Les législateurs chinois pour l’heure ne proposent aucune solution à cette question épineuse. Toutefois, les magistrats sont déjà confrontés à certains cas dans la pratique et ils ont tendance à faire pencher la balance du côté des importateurs au lieu des titulaires de marque.
Dans l’affaire de Victoria’s Secret Stores Brand Management, Inc. (demanderesse) VS. Shanghai Jintian Clothing Ltd. (défenderesse) (décision n°2012/86 rendue par la Cour Intermédiaire N°2 de Shanghai le 23 Avril 2013), il a été considéré que les produits revendus en Chine par la défenderesse proviennent de la société mère de la demanderesse, et qu’il s’agit donc de produits authentiques. Par conséquent, les consommateurs ne seront pas amenés à se tromper sur l’origine de ces produits et il n’y a donc pas d’atteinte aux droits de marque.

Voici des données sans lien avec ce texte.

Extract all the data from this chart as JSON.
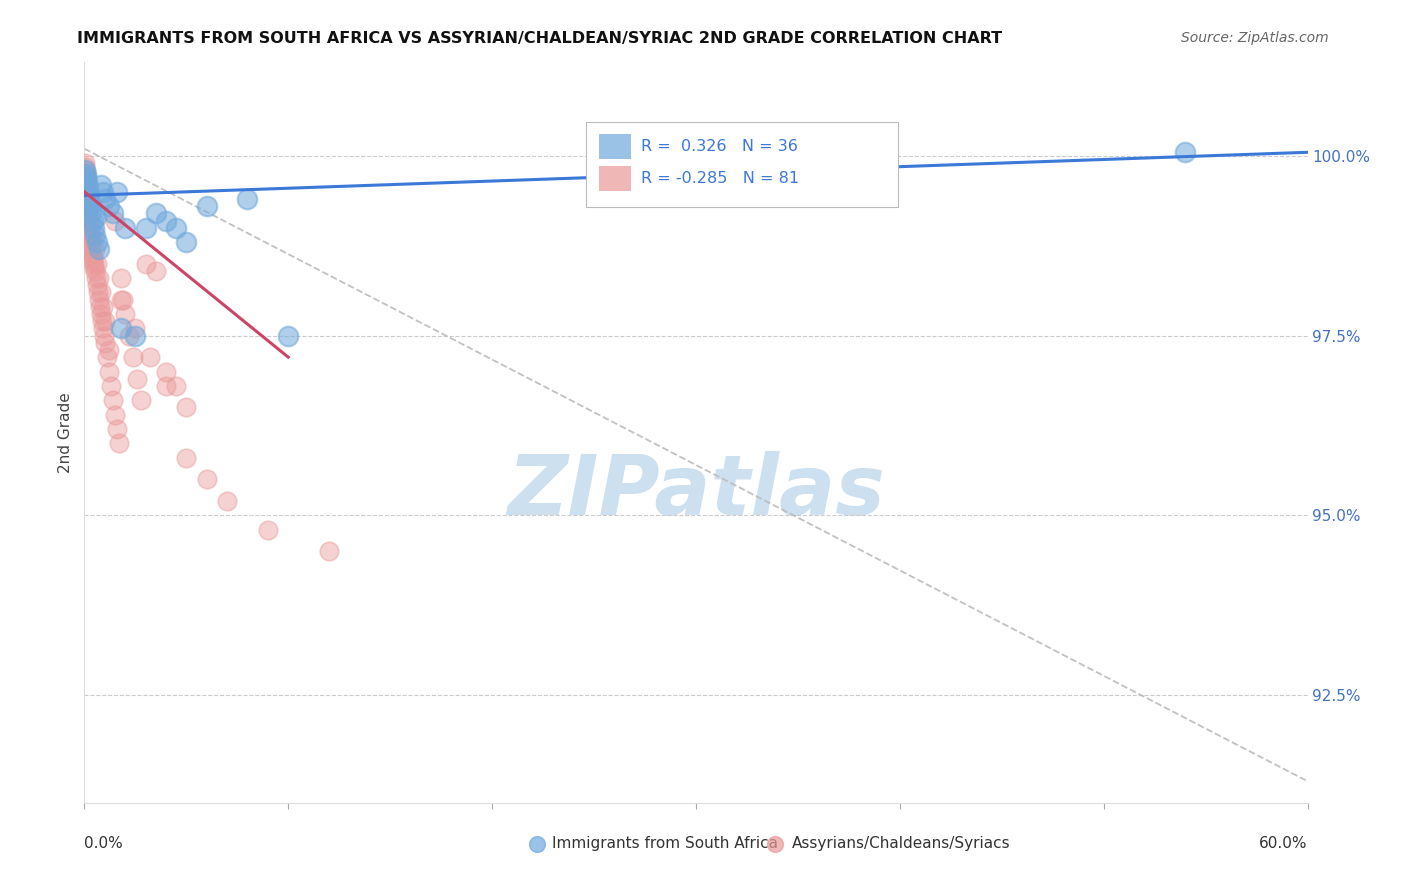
{
  "title": "IMMIGRANTS FROM SOUTH AFRICA VS ASSYRIAN/CHALDEAN/SYRIAC 2ND GRADE CORRELATION CHART",
  "source": "Source: ZipAtlas.com",
  "ylabel": "2nd Grade",
  "blue_R": 0.326,
  "blue_N": 36,
  "pink_R": -0.285,
  "pink_N": 81,
  "blue_color": "#6fa8dc",
  "pink_color": "#ea9999",
  "blue_line_color": "#3c78d8",
  "pink_line_color": "#cc4466",
  "legend_label_blue": "Immigrants from South Africa",
  "legend_label_pink": "Assyrians/Chaldeans/Syriacs",
  "xlim": [
    0,
    60
  ],
  "ylim": [
    91.0,
    101.3
  ],
  "right_yticks": [
    92.5,
    95.0,
    97.5,
    100.0
  ],
  "right_ytick_labels": [
    "92.5%",
    "95.0%",
    "97.5%",
    "100.0%"
  ],
  "blue_trend_x0": 0,
  "blue_trend_y0": 99.45,
  "blue_trend_x1": 60,
  "blue_trend_y1": 100.05,
  "pink_trend_x0": 0,
  "pink_trend_y0": 99.5,
  "pink_trend_x1": 10,
  "pink_trend_y1": 97.2,
  "gray_dash_x0": 0,
  "gray_dash_y0": 100.1,
  "gray_dash_x1": 60,
  "gray_dash_y1": 91.3,
  "blue_pts_x": [
    0.05,
    0.08,
    0.1,
    0.12,
    0.15,
    0.18,
    0.2,
    0.22,
    0.25,
    0.28,
    0.3,
    0.35,
    0.4,
    0.45,
    0.5,
    0.55,
    0.6,
    0.7,
    0.8,
    0.9,
    1.0,
    1.2,
    1.4,
    1.6,
    1.8,
    2.0,
    2.5,
    3.0,
    3.5,
    4.0,
    4.5,
    5.0,
    6.0,
    8.0,
    10.0,
    54.0
  ],
  "blue_pts_y": [
    99.8,
    99.75,
    99.7,
    99.65,
    99.6,
    99.55,
    99.5,
    99.45,
    99.4,
    99.35,
    99.3,
    99.2,
    99.1,
    99.0,
    98.9,
    99.15,
    98.8,
    98.7,
    99.6,
    99.5,
    99.4,
    99.3,
    99.2,
    99.5,
    97.6,
    99.0,
    97.5,
    99.0,
    99.2,
    99.1,
    99.0,
    98.8,
    99.3,
    99.4,
    97.5,
    100.05
  ],
  "pink_pts_x": [
    0.02,
    0.04,
    0.05,
    0.06,
    0.07,
    0.08,
    0.09,
    0.1,
    0.11,
    0.12,
    0.13,
    0.14,
    0.15,
    0.16,
    0.17,
    0.18,
    0.19,
    0.2,
    0.22,
    0.24,
    0.26,
    0.28,
    0.3,
    0.32,
    0.35,
    0.38,
    0.4,
    0.42,
    0.45,
    0.48,
    0.5,
    0.55,
    0.6,
    0.65,
    0.7,
    0.75,
    0.8,
    0.85,
    0.9,
    0.95,
    1.0,
    1.1,
    1.2,
    1.3,
    1.4,
    1.5,
    1.6,
    1.7,
    1.8,
    1.9,
    2.0,
    2.2,
    2.4,
    2.6,
    2.8,
    3.0,
    3.5,
    4.0,
    4.5,
    5.0,
    0.1,
    0.2,
    0.3,
    0.4,
    0.5,
    0.6,
    0.7,
    0.8,
    0.9,
    1.0,
    1.2,
    1.5,
    1.8,
    2.5,
    3.2,
    4.0,
    5.0,
    6.0,
    7.0,
    9.0,
    12.0
  ],
  "pink_pts_y": [
    99.9,
    99.85,
    99.8,
    99.75,
    99.7,
    99.65,
    99.6,
    99.55,
    99.5,
    99.45,
    99.4,
    99.35,
    99.3,
    99.25,
    99.2,
    99.15,
    99.1,
    99.05,
    99.0,
    98.95,
    98.9,
    98.85,
    98.8,
    98.75,
    98.7,
    98.65,
    98.6,
    98.55,
    98.5,
    98.45,
    98.4,
    98.3,
    98.2,
    98.1,
    98.0,
    97.9,
    97.8,
    97.7,
    97.6,
    97.5,
    97.4,
    97.2,
    97.0,
    96.8,
    96.6,
    96.4,
    96.2,
    96.0,
    98.3,
    98.0,
    97.8,
    97.5,
    97.2,
    96.9,
    96.6,
    98.5,
    98.4,
    97.0,
    96.8,
    96.5,
    99.5,
    99.3,
    99.1,
    98.9,
    98.7,
    98.5,
    98.3,
    98.1,
    97.9,
    97.7,
    97.3,
    99.1,
    98.0,
    97.6,
    97.2,
    96.8,
    95.8,
    95.5,
    95.2,
    94.8,
    94.5
  ]
}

Le même raisonnement a été suivi par la Cour supérieure de Pékin, dans une affaire plus récente, Atlantic C Trade Consultancy Ltd. VS. Beijing Four Seas Zhi Xiang International Trade Ltd. (décision d’appel n° 2018/1931 rendue le 12 mai 2015). Atlantic C étant le distributeur exclusif de la marque de bière «Köstritzer» en Chine, il a fait reproché à la société chinoise Beijing Four Seas Zhi Xiang International Trade Ltd. d’avoir commercialisé des bières «Köstritzer» en Chine. Toutefois, il s’avère que les bières commercialisées par Beijing Four Seas sont fabriquées par Köstritzer Schwarzbierbrauerei GmbH, titulaire de la marque «Köstritzer» en Chine, et que ces produits sont ensuite distribués à Beijing Four Seas via une société néerlandaise. Ainsi, il s’agit des produits authentiques et pas de contrefaçon.
Dans l’affaire Les Grands Chais de France (demanderesse) VS. Muti International Trade Ltd. (défenderesse), la Cour Supérieure de Tianjin a ainsi donné raison à la société importatrice dans sa décision n°2013/24 rendue le 17 décembre 2014. La demanderesse, titulaire de la marque J.P. CHENET en Chine, a poursuivi la défenderesse en contrefaçon pour avoir importé des vins en Chine sans son accord. Mais, considérant que les vins importés avaient été mis sur le marché britannique par le distributeur de la demanderesse elle-même, la Cour a estimé qu’il s’agissait de produits authentiques et l’action en contrefaçon a été rejetée.
Or, cette décision nous paraît plus intéressante que les autres car la Cour a fait savoir que la loi chinoise des marques n’interdisait pas explicitement l’importation parallèle. Elle a donc donné quelques critères concrets en vue de constater la contrefaçon en cas d’importation parallèle.
Il est nécessaire de maintenir un équilibre d’intérêts entre le titulaire de marque, l’importateur et le public tout en assurant le respect de la protection des marques et du principe de libre circulation des marchandises.
Pour ce faire, il convient d’apprécier :
- s’il existe des différences significatives entre les produits commercialisés par le titulaire ou par ses distributeurs agréés et ceux issus de l’importation parallèle. Les points à considérer et comparer peuvent être les suivants : l’emballage, la qualité et la gamme de produits;
- s’il existe un risque de confusion ou un risque de porter atteinte à la réputation de la marque.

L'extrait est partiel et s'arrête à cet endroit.